Local file inclusion (LFI) is a web vulnerability that lets a malicious hacker access, view, run or expose files on the web server. this may also lead to information disclosure, cross-site scripting (XSS) and remote code execution.

In a web application, many back-ends programming languages often include files from the server using HTTP parameter to display contents on a webpage, LFI occurs when such functionalities are not securely coded, an attacker may manipulate these parameters to display the content of any local file on the hosting server.

Example:

The below url is a link to a web page which filename.php is the file/page the web application is trying to load, a attacker can manipulate the input and include another file or directory

http://example.com/?file=filename.php

An attacker can manipulate these file parameter to access sensitive files

http://example.com/?file=../../../../etc/passwd

In this case, if the web application doesn’t properly validate input, it might include the /etc/passwd file, revealing sensitive information.

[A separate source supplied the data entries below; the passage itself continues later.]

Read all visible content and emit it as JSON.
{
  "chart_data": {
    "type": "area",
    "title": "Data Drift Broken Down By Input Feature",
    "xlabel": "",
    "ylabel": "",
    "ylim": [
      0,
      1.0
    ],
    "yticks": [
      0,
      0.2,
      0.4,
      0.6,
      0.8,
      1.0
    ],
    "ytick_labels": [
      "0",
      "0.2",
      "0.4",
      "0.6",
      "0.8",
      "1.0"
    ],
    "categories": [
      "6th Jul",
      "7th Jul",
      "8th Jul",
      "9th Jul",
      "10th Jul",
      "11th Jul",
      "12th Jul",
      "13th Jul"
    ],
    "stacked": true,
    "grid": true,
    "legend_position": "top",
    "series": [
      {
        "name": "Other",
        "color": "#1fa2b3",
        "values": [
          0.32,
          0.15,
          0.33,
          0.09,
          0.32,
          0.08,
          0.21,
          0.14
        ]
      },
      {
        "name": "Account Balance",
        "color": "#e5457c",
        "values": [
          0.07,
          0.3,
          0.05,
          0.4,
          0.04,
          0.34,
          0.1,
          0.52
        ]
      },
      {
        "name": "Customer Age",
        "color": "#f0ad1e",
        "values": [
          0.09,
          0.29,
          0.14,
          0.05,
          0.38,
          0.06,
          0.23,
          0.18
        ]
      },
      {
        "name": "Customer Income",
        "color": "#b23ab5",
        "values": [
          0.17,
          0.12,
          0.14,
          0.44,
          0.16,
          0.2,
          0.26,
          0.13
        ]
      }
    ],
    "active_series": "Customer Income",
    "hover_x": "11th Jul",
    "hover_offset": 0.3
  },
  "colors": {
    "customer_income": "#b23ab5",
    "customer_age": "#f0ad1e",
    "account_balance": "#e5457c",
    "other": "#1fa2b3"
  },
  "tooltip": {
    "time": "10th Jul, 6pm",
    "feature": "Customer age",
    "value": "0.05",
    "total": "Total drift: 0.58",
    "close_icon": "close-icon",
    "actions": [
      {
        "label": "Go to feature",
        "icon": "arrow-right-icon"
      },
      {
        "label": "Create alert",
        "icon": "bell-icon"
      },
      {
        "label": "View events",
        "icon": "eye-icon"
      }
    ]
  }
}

File Inclusion vulnerabilities can occur in many of the most popular web servers and development frameworks, like PHP, NodeJs, Java, .Net, and many others. Each of them has a slightly different approach to including local files, but they all share one common thing loading a file from a specified path we will only focus on PHP web applications running on a Linux back-end server.

Local File Inclusion Vulnerabilities are often found in web application functions that handle input without proper validation Such functions include include_once(), require(), require_once(), file_get_contents(), fopen(), and several others as well.